Restrictive covenants protect the seller and the target from the purchaser abusing sensitive information released to it on the basis that the transaction will proceed. They complement confidentiality obligations and may include, for example, restrictions on poaching key employees or customers of the target, details of which may have been disclosed during due diligence.
A letter of intent may require the purchaser to pay a deposit. The payment of the deposit normally requires binding provisions to govern how the deposit will be applied. If the business acquisition does not proceed, the purchaser will want the seller to refund the deposit but the seller may wish to keep the deposit, particularly if he feels that the purchaser has reneged on the commercial terms agreed in the letter of intent.
Non-Binding Commercial Framework
The non-binding provisions of a letter of intent are, in many ways, no less important than the binding provisions. They require careful consideration even though they are non-binding.
Whilst the non-binding nature of such provisions clearly provides considerable latitude for the parties to settle on the final language, a letter of intent sets a framework for the formal definitive binding documentation which normally follows and the parties may find it more difficult to back away from or vary commitments given in a letter of intent, even if those commitments are non-binding.
Identifying Key Commercial Terms
As the letter of intent sets the framework, it is important to ensure that key commercial terms are present and that key commercial terms properly reflect the needs of the purchaser or seller, as the case may be.
For example, in some M&A transactions, it will be important for the seller to perform certain obligations, such as providing critical representations and warranties. However, the seller may be a shell company against whom such obligations are, for all practical purposes, unenforceable following completion given the absence of any assets to stand behind them. A skilled M&A lawyer can identify this problem for a purchaser at the stage of preparing the letter of intent and provide for an appropriate mechanism, whether through a holdback of purchase monies, a guarantee from a party related to the seller or otherwise, to address this problem. If such commercial terms are not addressed at the letter of intent stage, a seller may baulk at the purchaser’s proposal to address it at a later stage when the parties negotiate the formal sale and purchase agreement, as such a proposal may be regarded as inconsistent with the framework set out in the letter of intent.

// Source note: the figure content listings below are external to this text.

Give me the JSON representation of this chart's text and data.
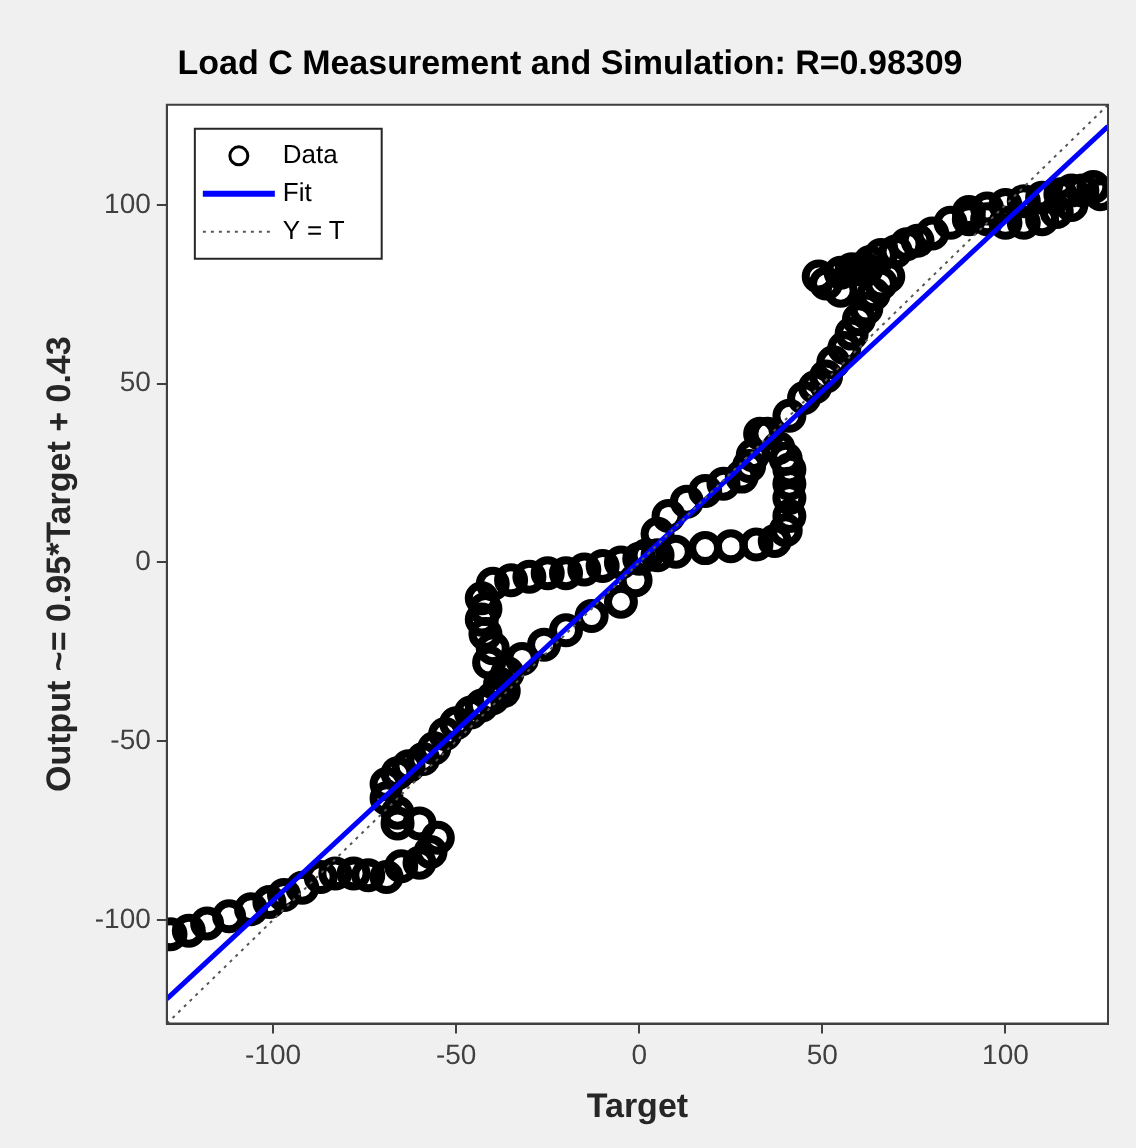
{
  "chart_data": {
    "type": "scatter",
    "title": "Load C Measurement and Simulation: R=0.98309",
    "xlabel": "Target",
    "ylabel": "Output ~= 0.95*Target + 0.43",
    "xlim": [
      -129,
      128
    ],
    "ylim": [
      -129,
      128
    ],
    "xticks": [
      -100,
      -50,
      0,
      50,
      100
    ],
    "yticks": [
      -100,
      -50,
      0,
      50,
      100
    ],
    "grid": false,
    "legend": "top left",
    "series": [
      {
        "name": "Data",
        "marker": "circle",
        "color": "#000000",
        "x": [
          -128,
          -118,
          -106,
          -97,
          -87,
          -78,
          -69,
          -60,
          -55,
          -60,
          -66,
          -69,
          -69,
          -63,
          -56,
          -50,
          -43,
          -37,
          -36,
          -40,
          -43,
          -43,
          -40,
          -30,
          -15,
          -5,
          5,
          18,
          32,
          40,
          41,
          41,
          38,
          35,
          41,
          45,
          51,
          56,
          60,
          64,
          68,
          62,
          55,
          51,
          55,
          60,
          66,
          73,
          80,
          90,
          100,
          110,
          118,
          124,
          126,
          118,
          110,
          100,
          90,
          -32,
          -20,
          -5,
          2,
          8,
          18,
          28,
          31,
          33,
          -123,
          -112,
          -101,
          -92,
          -83,
          -74,
          -65,
          -57,
          -66,
          -66,
          -59,
          -53,
          -46,
          -40,
          -38,
          -41,
          -42,
          -42,
          -35,
          -25,
          -20,
          -10,
          0,
          10,
          25,
          37,
          41,
          41,
          40,
          48,
          53,
          58,
          62,
          66,
          58,
          49,
          63,
          70,
          76,
          85,
          95,
          105,
          115,
          121,
          114,
          105,
          95,
          -26,
          -13,
          -1,
          5,
          13,
          23,
          30
        ],
        "values": [
          -104,
          -101,
          -97,
          -93,
          -88,
          -87,
          -88,
          -84,
          -77,
          -73,
          -73,
          -66,
          -62,
          -57,
          -52,
          -45,
          -40,
          -36,
          -31,
          -24,
          -16,
          -10,
          -6,
          -4,
          -2,
          0,
          2,
          4,
          5,
          9,
          18,
          26,
          32,
          36,
          41,
          46,
          52,
          60,
          68,
          75,
          80,
          82,
          81,
          78,
          76,
          82,
          86,
          89,
          92,
          98,
          100,
          102,
          104,
          105,
          103,
          100,
          96,
          95,
          96,
          -27,
          -19,
          -11,
          2,
          13,
          20,
          24,
          30,
          36,
          -103,
          -99,
          -95,
          -91,
          -87,
          -87.5,
          -85,
          -81,
          -70,
          -59,
          -55,
          -48,
          -42,
          -38,
          -34,
          -28,
          -20,
          -13,
          -5,
          -3,
          -3,
          -1,
          1,
          3,
          4.5,
          6,
          13,
          22,
          29,
          49,
          56,
          64,
          71,
          78,
          82,
          80,
          84,
          87,
          90,
          95,
          99,
          101,
          103,
          104,
          98,
          95,
          96,
          -23,
          -15,
          -5,
          8,
          17,
          22,
          27
        ]
      },
      {
        "name": "Fit",
        "type": "line",
        "marker": "none",
        "line_style": "solid",
        "color": "#0000ff",
        "x": [
          -129,
          128
        ],
        "values": [
          -122.1,
          122
        ]
      },
      {
        "name": "Y = T",
        "type": "line",
        "marker": "none",
        "line_style": "dotted",
        "color": "#555555",
        "x": [
          -129,
          128
        ],
        "values": [
          -129,
          128
        ]
      }
    ]
  }
}
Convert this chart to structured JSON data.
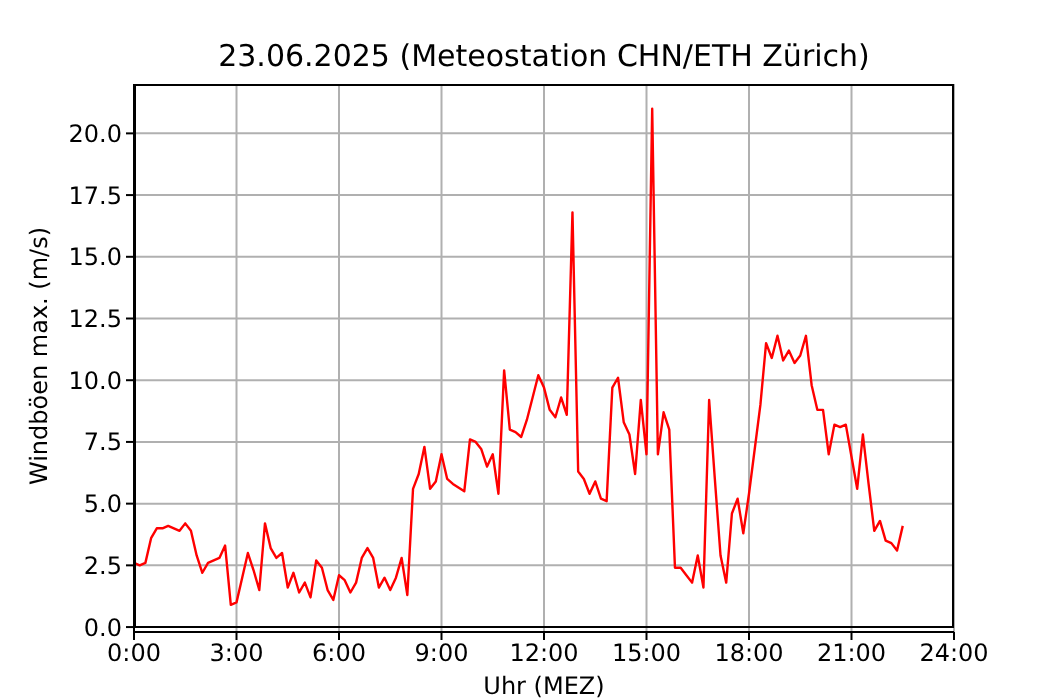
{
  "chart_data": {
    "type": "line",
    "title": "23.06.2025  (Meteostation CHN/ETH Zürich)",
    "xlabel": "Uhr (MEZ)",
    "ylabel": "Windböen max. (m/s)",
    "x": [
      0,
      0.1667,
      0.3333,
      0.5,
      0.6667,
      0.8333,
      1,
      1.1667,
      1.3333,
      1.5,
      1.6667,
      1.8333,
      2,
      2.1667,
      2.3333,
      2.5,
      2.6667,
      2.8333,
      3,
      3.1667,
      3.3333,
      3.5,
      3.6667,
      3.8333,
      4,
      4.1667,
      4.3333,
      4.5,
      4.6667,
      4.8333,
      5,
      5.1667,
      5.3333,
      5.5,
      5.6667,
      5.8333,
      6,
      6.1667,
      6.3333,
      6.5,
      6.6667,
      6.8333,
      7,
      7.1667,
      7.3333,
      7.5,
      7.6667,
      7.8333,
      8,
      8.1667,
      8.3333,
      8.5,
      8.6667,
      8.8333,
      9,
      9.1667,
      9.3333,
      9.6667,
      9.8333,
      10,
      10.1667,
      10.3333,
      10.5,
      10.6667,
      10.8333,
      11,
      11.1667,
      11.3333,
      11.5,
      11.6667,
      11.8333,
      12,
      12.1667,
      12.3333,
      12.5,
      12.6667,
      12.8333,
      13,
      13.1667,
      13.3333,
      13.5,
      13.6667,
      13.8333,
      14,
      14.1667,
      14.3333,
      14.5,
      14.6667,
      14.8333,
      15,
      15.1667,
      15.3333,
      15.5,
      15.6667,
      15.8333,
      16,
      16.1667,
      16.3333,
      16.5,
      16.6667,
      16.8333,
      17,
      17.1667,
      17.3333,
      17.5,
      17.6667,
      17.8333,
      18,
      18.3333,
      18.5,
      18.6667,
      18.8333,
      19,
      19.1667,
      19.3333,
      19.5,
      19.6667,
      19.8333,
      20,
      20.1667,
      20.3333,
      20.5,
      20.6667,
      20.8333,
      21,
      21.1667,
      21.3333,
      21.5,
      21.6667,
      21.8333,
      22,
      22.1667,
      22.3333,
      22.5
    ],
    "series": [
      {
        "color": "#ff0000",
        "values": [
          2.6,
          2.5,
          2.6,
          3.6,
          4.0,
          4.0,
          4.1,
          4.0,
          3.9,
          4.2,
          3.9,
          2.9,
          2.2,
          2.6,
          2.7,
          2.8,
          3.3,
          0.9,
          1.0,
          2.0,
          3.0,
          2.3,
          1.5,
          4.2,
          3.2,
          2.8,
          3.0,
          1.6,
          2.2,
          1.4,
          1.8,
          1.2,
          2.7,
          2.4,
          1.5,
          1.1,
          2.1,
          1.9,
          1.4,
          1.8,
          2.8,
          3.2,
          2.8,
          1.6,
          2.0,
          1.5,
          2.0,
          2.8,
          1.3,
          5.6,
          6.2,
          7.3,
          5.6,
          5.9,
          7.0,
          6.0,
          5.8,
          5.5,
          7.6,
          7.5,
          7.2,
          6.5,
          7.0,
          5.4,
          10.4,
          8.0,
          7.9,
          7.7,
          8.4,
          9.3,
          10.2,
          9.7,
          8.8,
          8.5,
          9.3,
          8.6,
          16.8,
          6.3,
          6.0,
          5.4,
          5.9,
          5.2,
          5.1,
          9.7,
          10.1,
          8.3,
          7.8,
          6.2,
          9.2,
          7.0,
          21.0,
          7.0,
          8.7,
          8.0,
          2.4,
          2.4,
          2.1,
          1.8,
          2.9,
          1.6,
          9.2,
          6.0,
          2.9,
          1.8,
          4.6,
          5.2,
          3.8,
          5.4,
          9.0,
          11.5,
          10.9,
          11.8,
          10.8,
          11.2,
          10.7,
          11.0,
          11.8,
          9.8,
          8.8,
          8.8,
          7.0,
          8.2,
          8.1,
          8.2,
          6.9,
          5.6,
          7.8,
          5.8,
          3.9,
          4.3,
          3.5,
          3.4,
          3.1,
          4.1
        ]
      }
    ],
    "xlim": [
      0,
      24
    ],
    "xticks": [
      {
        "value": 0,
        "label": "0:00"
      },
      {
        "value": 3,
        "label": "3:00"
      },
      {
        "value": 6,
        "label": "6:00"
      },
      {
        "value": 9,
        "label": "9:00"
      },
      {
        "value": 12,
        "label": "12:00"
      },
      {
        "value": 15,
        "label": "15:00"
      },
      {
        "value": 18,
        "label": "18:00"
      },
      {
        "value": 21,
        "label": "21:00"
      },
      {
        "value": 24,
        "label": "24:00"
      }
    ],
    "ylim": [
      -0.2,
      22
    ],
    "yticks": [
      {
        "value": 0,
        "label": "0.0"
      },
      2.5,
      {
        "value": 5,
        "label": "5.0"
      },
      7.5,
      {
        "value": 10,
        "label": "10.0"
      },
      12.5,
      {
        "value": 15,
        "label": "15.0"
      },
      17.5,
      {
        "value": 20,
        "label": "20.0"
      }
    ],
    "grid": true,
    "legend": false,
    "marker": "none",
    "line_style": "solid"
  }
}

Legal Consequences of Non-Binding Provisions
Beyond setting a framework, an M&A letter of intent may have legal consequences even if expressed to be non-binding. For example, it may be produced as evidence in legal proceedings, including, for example, in tax proceedings to determine the commercial substance of a transaction in the context of the application of anti-avoidance provisions. Equally, for example, if the target is a listed company, the letter of intent, including the non-binding terms, may form the basis for a public announcement as to the terms of the proposed business acquisition.
Level of Detail
It is important for the purchaser and the seller to remember that the non-binding provisions of a letter of intent are intended only to provide a framework for future discussions. A common problem that arises is that discussions in relation to the letter of intent become too involved and too detailed, bogging down the transaction at this preliminary stage. Often, it is desirable instead to complete the letter of intent with a focus on key commercial terms only so that the deal momentum can continue.